Con qué se puede fumigar

Para los hogares, el Iscamen recomienda utilizar únicamente insecticidas autorizados de Línea Jardín o productos domisanitarios habilitados para uso domiciliario. No deben emplearse productos agrícolas dentro de las viviendas, debido a que poseen concentraciones y formulaciones diferentes.

Los ensayos fueron realizados con productos pertenecientes al grupo de los piretroides. Entre los principios activos que pueden aparecer en las formulaciones comerciales se encuentran la cipermetrina, permetrina, deltametrina, ciflutrina, tetrametrina y praletrina. Antes de utilizar cualquiera de ellos es necesario comprobar que el envase indique su autorización para jardín o uso doméstico.

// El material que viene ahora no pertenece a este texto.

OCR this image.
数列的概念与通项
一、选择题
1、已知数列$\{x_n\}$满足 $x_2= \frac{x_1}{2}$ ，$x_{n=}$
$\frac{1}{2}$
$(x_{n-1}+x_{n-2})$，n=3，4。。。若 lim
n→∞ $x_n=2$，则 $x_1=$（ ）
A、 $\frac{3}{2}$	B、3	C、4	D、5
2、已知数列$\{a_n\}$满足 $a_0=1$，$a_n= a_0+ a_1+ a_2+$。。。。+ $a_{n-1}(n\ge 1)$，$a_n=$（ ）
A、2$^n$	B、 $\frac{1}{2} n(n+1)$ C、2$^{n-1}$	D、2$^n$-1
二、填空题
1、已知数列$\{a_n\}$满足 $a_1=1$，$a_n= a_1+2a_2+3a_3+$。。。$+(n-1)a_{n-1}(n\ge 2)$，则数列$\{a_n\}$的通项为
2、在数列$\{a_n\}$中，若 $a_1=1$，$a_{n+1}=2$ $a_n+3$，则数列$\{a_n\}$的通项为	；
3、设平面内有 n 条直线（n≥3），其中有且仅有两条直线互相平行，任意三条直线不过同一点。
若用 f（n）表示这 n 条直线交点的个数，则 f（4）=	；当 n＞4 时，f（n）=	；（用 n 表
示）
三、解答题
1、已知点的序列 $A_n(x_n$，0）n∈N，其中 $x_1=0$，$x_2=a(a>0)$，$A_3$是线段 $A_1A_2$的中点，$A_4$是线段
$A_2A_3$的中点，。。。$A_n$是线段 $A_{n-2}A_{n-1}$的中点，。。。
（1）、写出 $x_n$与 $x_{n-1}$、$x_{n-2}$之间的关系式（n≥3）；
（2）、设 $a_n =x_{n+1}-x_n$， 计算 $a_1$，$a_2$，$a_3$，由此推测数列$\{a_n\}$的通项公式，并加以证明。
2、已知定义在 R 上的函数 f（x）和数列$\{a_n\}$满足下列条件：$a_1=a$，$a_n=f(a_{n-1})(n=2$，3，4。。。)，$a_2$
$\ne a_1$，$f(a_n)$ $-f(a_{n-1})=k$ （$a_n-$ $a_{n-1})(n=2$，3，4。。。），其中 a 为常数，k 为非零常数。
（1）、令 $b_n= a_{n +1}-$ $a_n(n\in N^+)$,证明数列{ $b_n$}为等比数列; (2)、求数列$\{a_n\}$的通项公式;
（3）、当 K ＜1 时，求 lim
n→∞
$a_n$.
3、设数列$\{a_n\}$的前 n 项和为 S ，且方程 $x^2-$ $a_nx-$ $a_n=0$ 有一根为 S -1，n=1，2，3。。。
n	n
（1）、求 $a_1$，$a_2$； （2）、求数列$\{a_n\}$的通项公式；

Las pruebas demostraron que no es necesario utilizar dosis elevadas. A los diez minutos de la aplicación se registró una mortalidad promedio del 65%; a los 60 minutos llegó al 86% y, después de 24 horas, alcanzó el 100% en los ejemplares adultos analizados.

Cómo preparar un litro de producto

El dossier incluye una guía para preparar un litro de solución según la concentración que figure en el envase del insecticida:

  • Producto al 0,5%: 200 cc de producto y 800 cc de agua.
  • Producto al 0,75%: 130 cc de producto y 870 cc de agua.
  • Producto al 1%: 100 cc de producto y 900 cc de agua.
  • Producto al 2%: 50 cc de producto y 950 cc de agua.
  • Producto al 2,5%: 40 cc de producto y 960 cc de agua.
  • Producto al 5%: 20 cc de producto y 980 cc de agua.
  • Producto al 10%: 10 cc de producto y 990 cc de agua.
  • Producto al 12%: 8 cc de producto y 982 cc de agua.
  • Producto al 25%: 4 cc de producto y 996 cc de agua.
  • La preparación debe aplicarse solamente de manera localizada sobre los grupos de insectos y nunca de forma indiscriminada sobre todo el jardín, las fachadas o los árboles. Además, es indispensable respetar las indicaciones de la etiqueta, utilizar la protección personal recomendada y evitar las aplicaciones repetidas sin necesidad.

El organismo también desaconseja el uso de organofosforados y recuerda que cada principio activo posee un tiempo de acción diferente. La recomendación central es aplicar la menor cantidad posible, en el momento biológicamente oportuno y únicamente sobre los sectores donde se haya comprobado la presencia de la chinche del arce.